The World’s Most Underrated Sales Expert | Dan Smaida | Pulse | LinkedIn
Here’s an excerpt from my book “Love and Selling” and a topic I’m passionate about – how to make relationships work better in sales. In the book, I go deeper into how to apply Chapman’s work to your own selling…and all your relationships. Enjoy!
One of the most underrated books of all time for sales professionals is The Five Love Languages by Gary Chapman. In fact, Dr. Chapman’s model and advice are so profound and sneaky-useful in business, he could be the World’s Most Underrated Sales Expert.
If you’ve read it, consider the application to sales as you run through this section. If you haven’t read it, I highly recommend it. (If you’re thinking, “What do Love Languages have to do with selling?”: You’re proving my point! He’s underrated!)
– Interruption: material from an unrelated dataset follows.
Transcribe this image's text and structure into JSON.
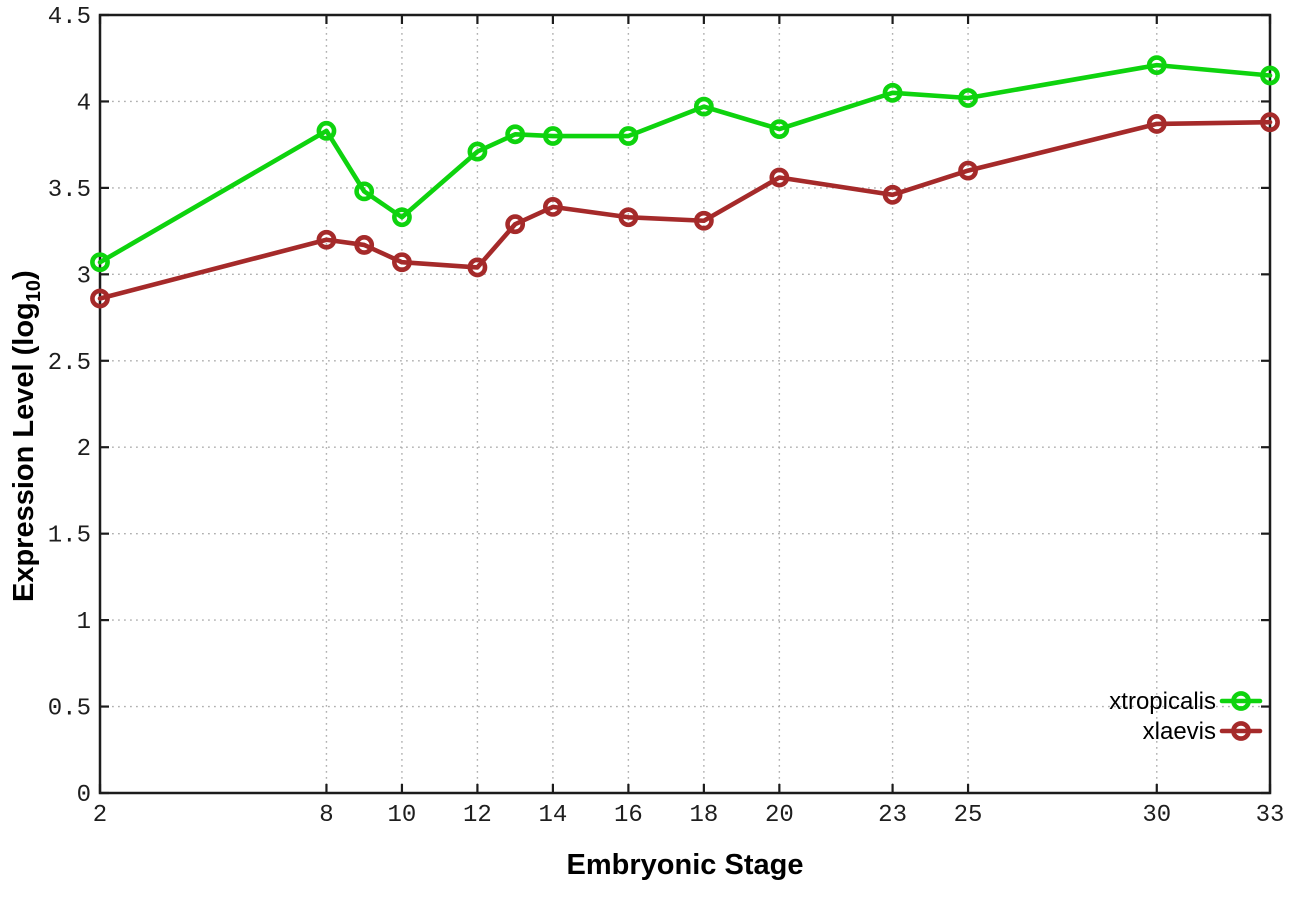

SPOILER ALERT: If you don’t want a “Dan’s Notes” review of the book, stop now, go read it, and come back to me to talk sales. For the rest of us, here’s a brief synopsis of The Five Love Languages:
Everyone has a preferred way to give/receive love—a primary “love language.” Chapman’s research has identified five:
- Words of affirmation
- Quality time
- Acts of service
- Gifts
- Touch
Our preferred “languages” are a combination of natural preference and how we were taught. When we communicate love in the other person’s language, they feel it. When we communicate it in a language other than their natural one, they don’t feel it. It’s like we’re speaking to them in a foreign language.
Therefore, if developing relationships is important to you, then it is essential for you to understand your own and the other person’s love languages. It’s essential that you become proficient at “speaking” each of the five love languages.
(Now substitute the word selling for the word love in the above paragraphs, and you have one of the world’s most underrated sales books.)
Why It Could Matter to You: When you understand and focus on “showing the love” the way customers want it, you can sell to a wider variety of people. Inflexible or under-skilled salespeople often have limited success, because they can’t find enough prospects with whom they naturally align. Take any highly successful salesperson, and I’ll wager you are looking at someone who has unlocked the code of dealing with people who differ. (Or they were in the right place at the right time—luck happens.)
Moreover, applying the concept of love languages to your customers helps you avoid classic sales errors like excessive self-affirmation, over- and under-spending on customers, and losing focus on what won you the business (a.k.a. “taking your eye off the ball”).
So consider these tips, and good selling – and loving – to you!
Suck Less at Selling:
- Read The Five Love Languages by Gary Chapman. Then read it again.
- Understand your own dialect—what do you prefer?
- Consider your blind spots. Where do you overapply a language? What languages do you underutilize because they are not natural?
- Seek to understand the language of your customer—how do they prefer their love?
- Focus on giving customers what they need to feel the love, even if it’s not natural for you. After all, you’re the one who’s paid to adapt, not them.